Entretanto, a crítica é algo que não consigo evitar. Vamos lá, com um pouco de contexto… Em 2010, eu era sócio de Marcio Nunes na Bitix, uma empresa de tecnologia focada no desenvolvimento de aplicativos para smartphones. Minha função era estabelecer parcerias com agências de publicidade e oferecer nossa expertise na área. Tentamos argumentar que, “no futuro”, as pessoas acessariam mais a internet por meio de smartphones do que por computadores. Surpreendentemente, os criativos, profissionais de mídia e planejamento não acreditaram. Em 2010. Insistimos que as campanhas precisariam de um complemento: um aplicativo integrado às ações de comunicação para serem completas. Sem sucesso. Eles simplesmente não conseguiam visualizar. Meu projeto fracassou.

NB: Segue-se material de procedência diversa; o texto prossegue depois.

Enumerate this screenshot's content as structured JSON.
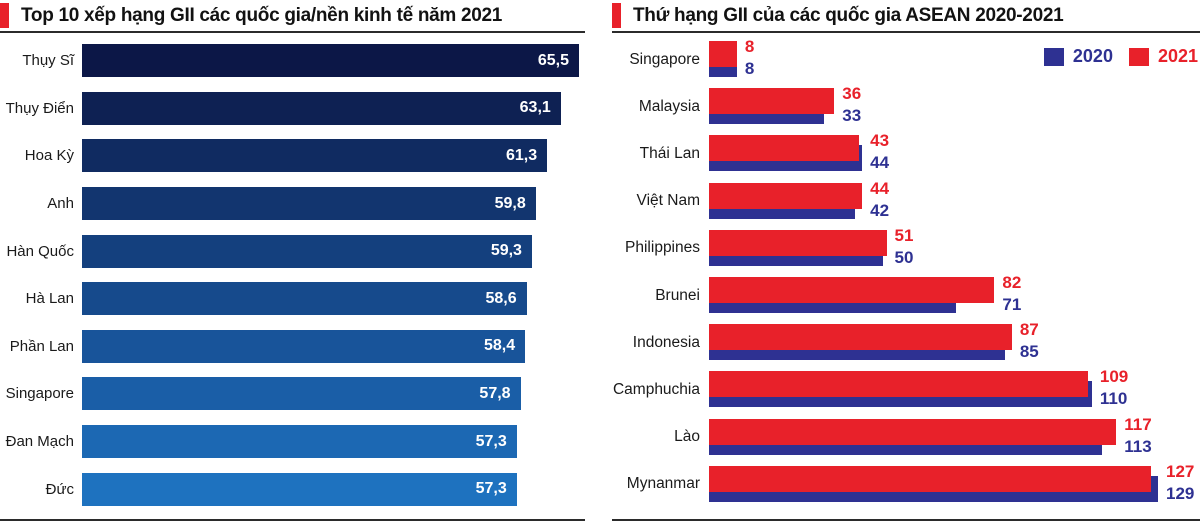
{
  "page": {
    "background": "#ffffff",
    "divider_color": "#2b2b2b"
  },
  "left_chart": {
    "title": "Top 10 xếp hạng GII các quốc gia/nền kinh tế năm 2021",
    "accent_color": "#e8212a",
    "chart_data": {
      "type": "bar",
      "orientation": "horizontal",
      "title": "Top 10 xếp hạng GII các quốc gia/nền kinh tế năm 2021",
      "categories": [
        "Thụy Sĩ",
        "Thụy Điển",
        "Hoa Kỳ",
        "Anh",
        "Hàn Quốc",
        "Hà Lan",
        "Phần Lan",
        "Singapore",
        "Đan Mạch",
        "Đức"
      ],
      "values": [
        65.5,
        63.1,
        61.3,
        59.8,
        59.3,
        58.6,
        58.4,
        57.8,
        57.3,
        57.3
      ],
      "value_labels": [
        "65,5",
        "63,1",
        "61,3",
        "59,8",
        "59,3",
        "58,6",
        "58,4",
        "57,8",
        "57,3",
        "57,3"
      ],
      "xlim": [
        0,
        65.5
      ],
      "bar_colors": [
        "#0c1747",
        "#0e2153",
        "#102b61",
        "#12356f",
        "#14407e",
        "#164a8c",
        "#18549a",
        "#1a5ea7",
        "#1c68b3",
        "#1e72bf"
      ],
      "value_label_color": "#ffffff",
      "grid": false,
      "legend": false
    }
  },
  "right_chart": {
    "title": "Thứ hạng GII của các quốc gia ASEAN 2020-2021",
    "accent_color": "#e8212a",
    "legend": [
      {
        "label": "2020",
        "color": "#2e3192"
      },
      {
        "label": "2021",
        "color": "#e8212a"
      }
    ],
    "chart_data": {
      "type": "bar",
      "orientation": "horizontal",
      "title": "Thứ hạng GII của các quốc gia ASEAN 2020-2021",
      "categories": [
        "Singapore",
        "Malaysia",
        "Thái Lan",
        "Việt Nam",
        "Philippines",
        "Brunei",
        "Indonesia",
        "Camphuchia",
        "Lào",
        "Mynanmar"
      ],
      "series": [
        {
          "name": "2020",
          "color": "#2e3192",
          "values": [
            8,
            33,
            44,
            42,
            50,
            71,
            85,
            110,
            113,
            129
          ]
        },
        {
          "name": "2021",
          "color": "#e8212a",
          "values": [
            8,
            36,
            43,
            44,
            51,
            82,
            87,
            109,
            117,
            127
          ]
        }
      ],
      "xlim": [
        0,
        129
      ],
      "grid": false,
      "legend_position": "top-right"
    }
  }
}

Muitos anos antes, na abertura da internet pública no Brasil, eu e meus sócios Thomas Wilson e Robson Ribeiro fundamos um dos primeiros provedores de internet privada do país, utilizando a infraestrutura da Embratel. Rapidamente, desenvolvemos websites para nossos negócios, mas as agências também foram resistentes, levando um bom tempo para entender o que era a internet. Houve até um episódio em que uma agência reclamou porque a produtora utilizou a internet. Era um cliente em São Paulo, e eu criei um hotsite, secretamente, para apresentar o trabalho que estávamos desenvolvendo juntos. A agência ficou furiosa, pois não sabia como usar, não tinha acesso à internet.
Lembro-me do primeiro microcomputador ao qual tive acesso, um modesto TK82C com apenas 4K de memória. Fiquei desapontado ao descobrir que a máquina não sabia nada e que eu precisava digitar dezenas de linhas de código para fazê-la funcionar. Para alguém que viu “2001: Uma Odisseia no Espaço” e conheceu o HAL 9000 (Heuristically Programmed Algorithmic Computer), foi uma grande decepção.

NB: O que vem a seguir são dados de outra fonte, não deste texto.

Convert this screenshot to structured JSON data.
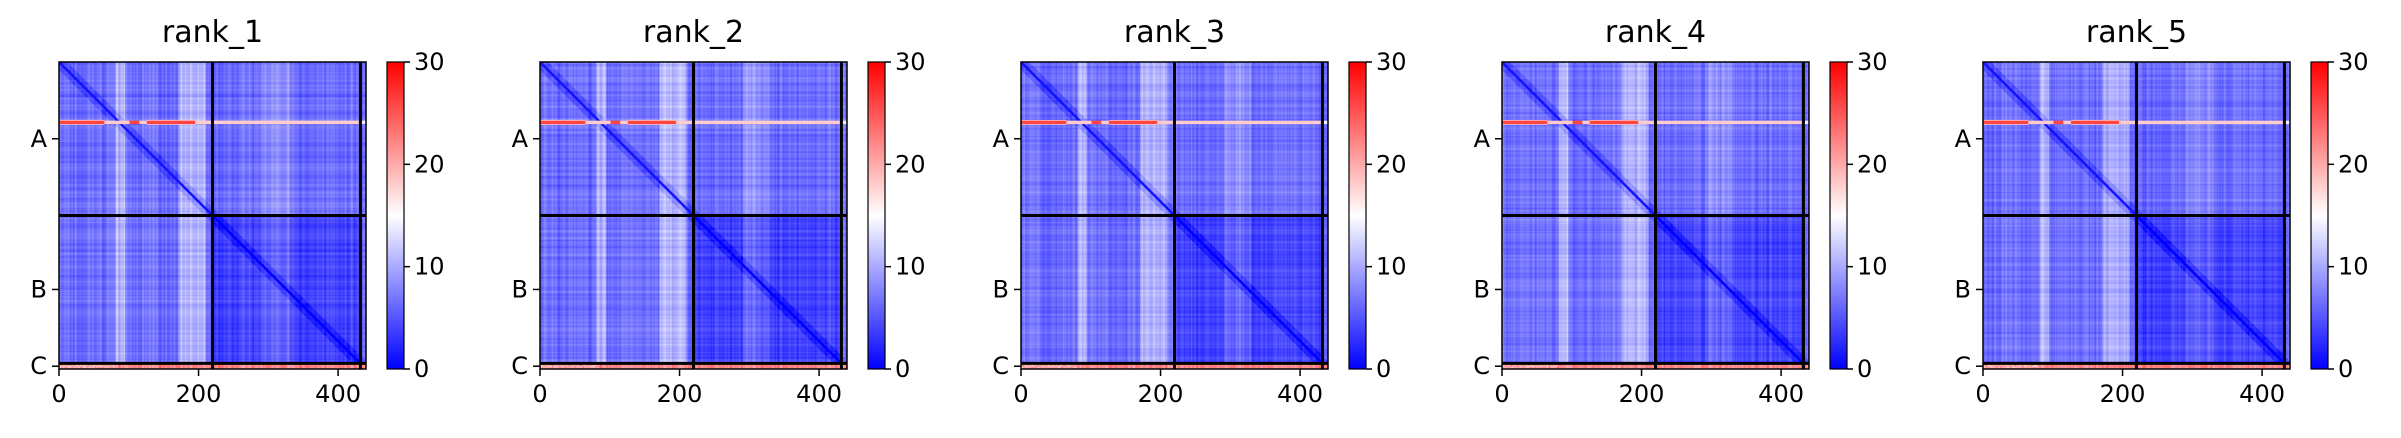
{
  "colors": {
    "low": "#0000ff",
    "mid": "#ffffff",
    "high": "#ff0000",
    "chain_border": "#000000"
  },
  "chart_data": [
    {
      "type": "heatmap",
      "title": "rank_1",
      "chains": [
        "A",
        "B",
        "C"
      ],
      "chain_boundaries": [
        0,
        220,
        432,
        440
      ],
      "x_ticks": [
        0,
        200,
        400
      ],
      "xlim": [
        0,
        440
      ],
      "colorbar": {
        "min": 0,
        "max": 30,
        "ticks": [
          0,
          10,
          20,
          30
        ]
      }
    },
    {
      "type": "heatmap",
      "title": "rank_2",
      "chains": [
        "A",
        "B",
        "C"
      ],
      "chain_boundaries": [
        0,
        220,
        432,
        440
      ],
      "x_ticks": [
        0,
        200,
        400
      ],
      "xlim": [
        0,
        440
      ],
      "colorbar": {
        "min": 0,
        "max": 30,
        "ticks": [
          0,
          10,
          20,
          30
        ]
      }
    },
    {
      "type": "heatmap",
      "title": "rank_3",
      "chains": [
        "A",
        "B",
        "C"
      ],
      "chain_boundaries": [
        0,
        220,
        432,
        440
      ],
      "x_ticks": [
        0,
        200,
        400
      ],
      "xlim": [
        0,
        440
      ],
      "colorbar": {
        "min": 0,
        "max": 30,
        "ticks": [
          0,
          10,
          20,
          30
        ]
      }
    },
    {
      "type": "heatmap",
      "title": "rank_4",
      "chains": [
        "A",
        "B",
        "C"
      ],
      "chain_boundaries": [
        0,
        220,
        432,
        440
      ],
      "x_ticks": [
        0,
        200,
        400
      ],
      "xlim": [
        0,
        440
      ],
      "colorbar": {
        "min": 0,
        "max": 30,
        "ticks": [
          0,
          10,
          20,
          30
        ]
      }
    },
    {
      "type": "heatmap",
      "title": "rank_5",
      "chains": [
        "A",
        "B",
        "C"
      ],
      "chain_boundaries": [
        0,
        220,
        432,
        440
      ],
      "x_ticks": [
        0,
        200,
        400
      ],
      "xlim": [
        0,
        440
      ],
      "colorbar": {
        "min": 0,
        "max": 30,
        "ticks": [
          0,
          10,
          20,
          30
        ]
      }
    }
  ]
}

As coisas demoraram a melhorar, pois a promessa do “sabe tudo” não foi cumprida. A primeira tentativa nesse sentido foram as enciclopédias em CD-ROM, onde, em 640MB, toda a informação do mundo deveria caber. Por exemplo, a Microsoft Encarta. Os computadores, que não estavam interconectados, não sabiam nada. No máximo, tinham acesso aos 640MB do CD-ROM.

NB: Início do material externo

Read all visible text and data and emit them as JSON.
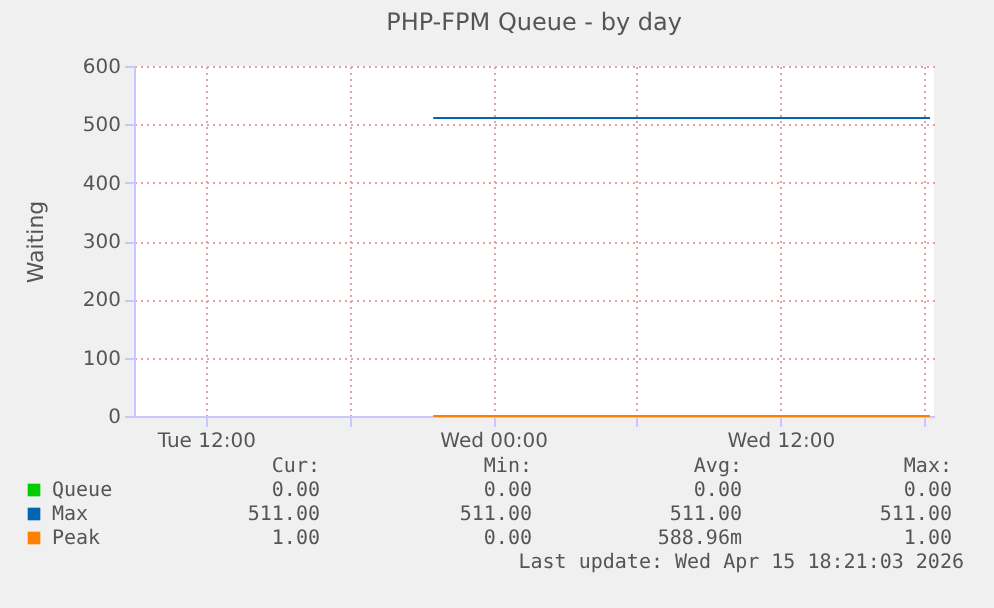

Então veio a internet, os computadores começaram a se conectar, mas no início faltavam servidores, informações digitalizadas e uma comunicação ágil entre eles, agora terminais, as fontes de informações, que são os servidores. No início, nos conectávamos com modems analógicos de baixa velocidade.
Foram necessários mais 20 anos até que as redes de intercomunicação entre os computadores ficassem suficientemente rápidas para que o tempo de resposta fosse aceitável. Vocês sabiam que todo o processamento da Siri, por exemplo, não é feito no iPhone ou Mac? Sua voz é transmitida para um servidor da Apple na Carolina do Norte, onde é decodificada, a Siri encontra a resposta e a envia de volta. Tudo isso em um tempo mínimo. Isso é a latência aceitável. Vejam a importância da latência… Para cada 100 ms de latência, o Google estimou uma queda de aproximadamente 0,20% no tráfego de pesquisa, e a Akamai mostrou uma queda de 7% nas taxas de conversão. No Walmart.com e Staples.com, cada 1 segundo de melhoria no tempo de carregamento equivale a um aumento de 2% e 10% nas taxas de conversão, respectivamente. Não é à toa que minimizar a latência na internet é uma indústria multibilionária.
Estamos agora em 2024, onde temos uma comunicação rápida o suficiente e servidores com informações suficientes para finalmente, após 50 anos da invenção do Altair e 56 anos da estreia de “2001: Uma Odisseia no Espaço”, termos um computador que finalmente cumpre sua promessa de ajudar a humanidade, permitindo uma interação natural, sem exigir conhecimentos avançados de computação.
Para mim, IA é simplesmente isso: a realização da promessa da computação. Aquilo que o computador deveria ter sido desde o início, mas não conseguiu por limitações técnicas. É muito, mas para mim, é só isso.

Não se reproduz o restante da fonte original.